Niche cells are held in cell cycle arrest, which prevents their proliferation, by a signal that requires a protein called Dacapo. Dacapo is a negative regulator of the cell cycle. In GSCs however, a Dacapo specific inhibitory molecule called miRNA is expressed. This blocks Dacapo expression, which in turn, overcomes a brake on cell proliferation.
In vivo niches are characterized by the anchorage of small numbers of stem cells to niche cells. These involve the protein cadherin, which forms the junctions frequently involved. Alternative types of anchorage can be to the extracellular matrix or integrins.
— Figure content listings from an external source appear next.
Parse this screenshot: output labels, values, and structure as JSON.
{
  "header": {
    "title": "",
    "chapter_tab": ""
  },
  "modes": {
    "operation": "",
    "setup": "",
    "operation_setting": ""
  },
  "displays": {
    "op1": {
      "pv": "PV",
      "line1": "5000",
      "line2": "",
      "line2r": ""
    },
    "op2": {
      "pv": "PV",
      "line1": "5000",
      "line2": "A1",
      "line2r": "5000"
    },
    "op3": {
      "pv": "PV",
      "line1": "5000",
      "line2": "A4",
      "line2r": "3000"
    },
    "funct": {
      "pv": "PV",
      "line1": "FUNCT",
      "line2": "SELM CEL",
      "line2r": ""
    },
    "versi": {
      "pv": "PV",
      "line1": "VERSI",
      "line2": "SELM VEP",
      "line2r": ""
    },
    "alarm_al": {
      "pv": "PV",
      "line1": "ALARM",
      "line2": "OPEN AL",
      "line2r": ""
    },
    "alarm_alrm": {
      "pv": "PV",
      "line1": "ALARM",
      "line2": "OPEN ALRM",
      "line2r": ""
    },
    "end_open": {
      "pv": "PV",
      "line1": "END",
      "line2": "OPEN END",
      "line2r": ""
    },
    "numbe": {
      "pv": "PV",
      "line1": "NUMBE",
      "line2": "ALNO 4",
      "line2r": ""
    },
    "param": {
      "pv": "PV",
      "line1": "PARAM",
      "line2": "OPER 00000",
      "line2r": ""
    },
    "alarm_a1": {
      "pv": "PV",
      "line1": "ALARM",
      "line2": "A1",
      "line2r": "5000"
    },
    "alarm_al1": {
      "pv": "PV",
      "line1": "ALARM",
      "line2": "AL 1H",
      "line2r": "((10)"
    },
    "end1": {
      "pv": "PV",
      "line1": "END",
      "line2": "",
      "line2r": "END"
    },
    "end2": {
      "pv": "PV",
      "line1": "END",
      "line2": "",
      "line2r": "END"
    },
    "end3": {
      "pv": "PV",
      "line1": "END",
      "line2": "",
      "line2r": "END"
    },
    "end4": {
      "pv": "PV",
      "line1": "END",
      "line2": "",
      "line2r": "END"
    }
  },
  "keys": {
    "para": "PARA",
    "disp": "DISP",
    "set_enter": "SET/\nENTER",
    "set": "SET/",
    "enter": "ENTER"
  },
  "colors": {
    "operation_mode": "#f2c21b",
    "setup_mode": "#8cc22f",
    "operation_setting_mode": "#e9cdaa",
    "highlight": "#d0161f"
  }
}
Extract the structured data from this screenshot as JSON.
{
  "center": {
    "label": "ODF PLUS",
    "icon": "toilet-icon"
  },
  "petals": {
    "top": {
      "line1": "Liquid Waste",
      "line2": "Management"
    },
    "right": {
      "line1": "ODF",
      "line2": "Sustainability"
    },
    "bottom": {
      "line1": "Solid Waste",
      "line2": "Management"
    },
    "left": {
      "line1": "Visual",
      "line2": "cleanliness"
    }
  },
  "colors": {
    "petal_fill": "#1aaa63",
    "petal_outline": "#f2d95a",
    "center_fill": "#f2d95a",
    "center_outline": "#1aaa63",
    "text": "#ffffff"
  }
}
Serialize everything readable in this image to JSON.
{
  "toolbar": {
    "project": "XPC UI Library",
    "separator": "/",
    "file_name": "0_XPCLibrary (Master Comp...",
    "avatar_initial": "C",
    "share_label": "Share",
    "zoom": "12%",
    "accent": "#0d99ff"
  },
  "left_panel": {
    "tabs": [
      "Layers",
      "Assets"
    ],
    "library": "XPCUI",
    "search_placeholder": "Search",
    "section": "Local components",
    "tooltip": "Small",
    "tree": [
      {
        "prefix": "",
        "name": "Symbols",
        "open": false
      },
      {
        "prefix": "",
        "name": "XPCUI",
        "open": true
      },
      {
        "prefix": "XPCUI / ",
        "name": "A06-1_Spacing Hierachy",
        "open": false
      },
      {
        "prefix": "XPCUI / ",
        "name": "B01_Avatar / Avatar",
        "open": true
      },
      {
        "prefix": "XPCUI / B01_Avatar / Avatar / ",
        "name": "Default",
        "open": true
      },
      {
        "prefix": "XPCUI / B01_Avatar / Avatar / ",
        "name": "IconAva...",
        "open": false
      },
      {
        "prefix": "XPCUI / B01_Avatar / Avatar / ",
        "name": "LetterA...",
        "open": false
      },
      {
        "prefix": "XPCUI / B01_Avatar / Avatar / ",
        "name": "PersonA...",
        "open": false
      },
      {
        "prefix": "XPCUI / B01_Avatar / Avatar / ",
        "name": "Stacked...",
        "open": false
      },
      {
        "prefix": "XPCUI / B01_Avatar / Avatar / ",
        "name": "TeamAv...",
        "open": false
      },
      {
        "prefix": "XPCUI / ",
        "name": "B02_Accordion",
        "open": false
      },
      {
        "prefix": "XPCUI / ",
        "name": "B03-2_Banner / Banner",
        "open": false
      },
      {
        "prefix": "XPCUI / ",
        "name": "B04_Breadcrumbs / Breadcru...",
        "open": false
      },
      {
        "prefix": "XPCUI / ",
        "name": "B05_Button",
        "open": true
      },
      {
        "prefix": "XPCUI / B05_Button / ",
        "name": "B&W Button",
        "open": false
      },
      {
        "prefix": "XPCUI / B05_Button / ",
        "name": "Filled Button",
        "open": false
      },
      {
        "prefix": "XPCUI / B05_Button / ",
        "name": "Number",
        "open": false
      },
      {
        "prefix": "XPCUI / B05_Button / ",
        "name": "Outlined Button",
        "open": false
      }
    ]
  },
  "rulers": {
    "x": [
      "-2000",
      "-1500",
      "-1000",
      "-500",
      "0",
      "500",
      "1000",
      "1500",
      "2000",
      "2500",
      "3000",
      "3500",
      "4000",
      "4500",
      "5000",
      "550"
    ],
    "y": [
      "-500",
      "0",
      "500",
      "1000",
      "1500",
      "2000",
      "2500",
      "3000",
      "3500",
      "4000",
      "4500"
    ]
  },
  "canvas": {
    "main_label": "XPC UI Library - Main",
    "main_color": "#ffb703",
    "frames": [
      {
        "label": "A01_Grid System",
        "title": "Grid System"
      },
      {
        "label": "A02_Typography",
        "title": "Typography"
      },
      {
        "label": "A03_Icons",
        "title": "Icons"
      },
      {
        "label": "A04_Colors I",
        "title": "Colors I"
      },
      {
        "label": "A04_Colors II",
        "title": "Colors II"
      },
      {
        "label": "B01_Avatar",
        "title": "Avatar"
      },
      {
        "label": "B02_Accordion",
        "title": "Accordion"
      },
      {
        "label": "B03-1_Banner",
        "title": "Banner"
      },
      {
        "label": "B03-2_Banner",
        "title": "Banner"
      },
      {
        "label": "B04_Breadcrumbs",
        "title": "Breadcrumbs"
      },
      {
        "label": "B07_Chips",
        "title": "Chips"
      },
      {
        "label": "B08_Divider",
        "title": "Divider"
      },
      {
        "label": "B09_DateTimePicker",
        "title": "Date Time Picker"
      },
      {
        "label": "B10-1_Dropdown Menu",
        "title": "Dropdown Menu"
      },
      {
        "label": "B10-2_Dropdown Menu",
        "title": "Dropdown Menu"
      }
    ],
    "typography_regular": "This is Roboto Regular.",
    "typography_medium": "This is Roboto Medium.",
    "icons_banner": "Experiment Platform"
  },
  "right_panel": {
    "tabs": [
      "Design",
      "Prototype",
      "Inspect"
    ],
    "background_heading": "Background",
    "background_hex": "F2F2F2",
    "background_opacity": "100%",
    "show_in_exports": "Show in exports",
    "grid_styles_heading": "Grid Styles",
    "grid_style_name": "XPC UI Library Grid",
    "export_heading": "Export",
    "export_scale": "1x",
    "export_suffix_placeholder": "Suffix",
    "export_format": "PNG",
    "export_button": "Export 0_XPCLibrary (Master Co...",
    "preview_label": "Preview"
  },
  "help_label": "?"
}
In Drosophila, the GSC orientation of division is linked to the asymmetric fate of stem cell progeny. The stem cell daughter cell is retained in the niche, whilst the differentiating daughter cell moves out of the niche.
Different regulatory mechanisms contribute to asymmetric cell fate of the daughter cells of the GSCs. Finally, niche cells signal to stem cells to control stem cell proliferation and maintenance/self-renewal, and interact with intrinsic regulatory mechanisms.
It is important to note that signals are niche specific, and the same signaling pathway can be deployed in different ways in different stem cell niches. This article has touched only on the signaling pathways found in the Drosophila ovary. However, the principles have been extended to other organ systems in other organisms, and serve as a paradigm for understanding the basis of stem cell maintenance in vivo.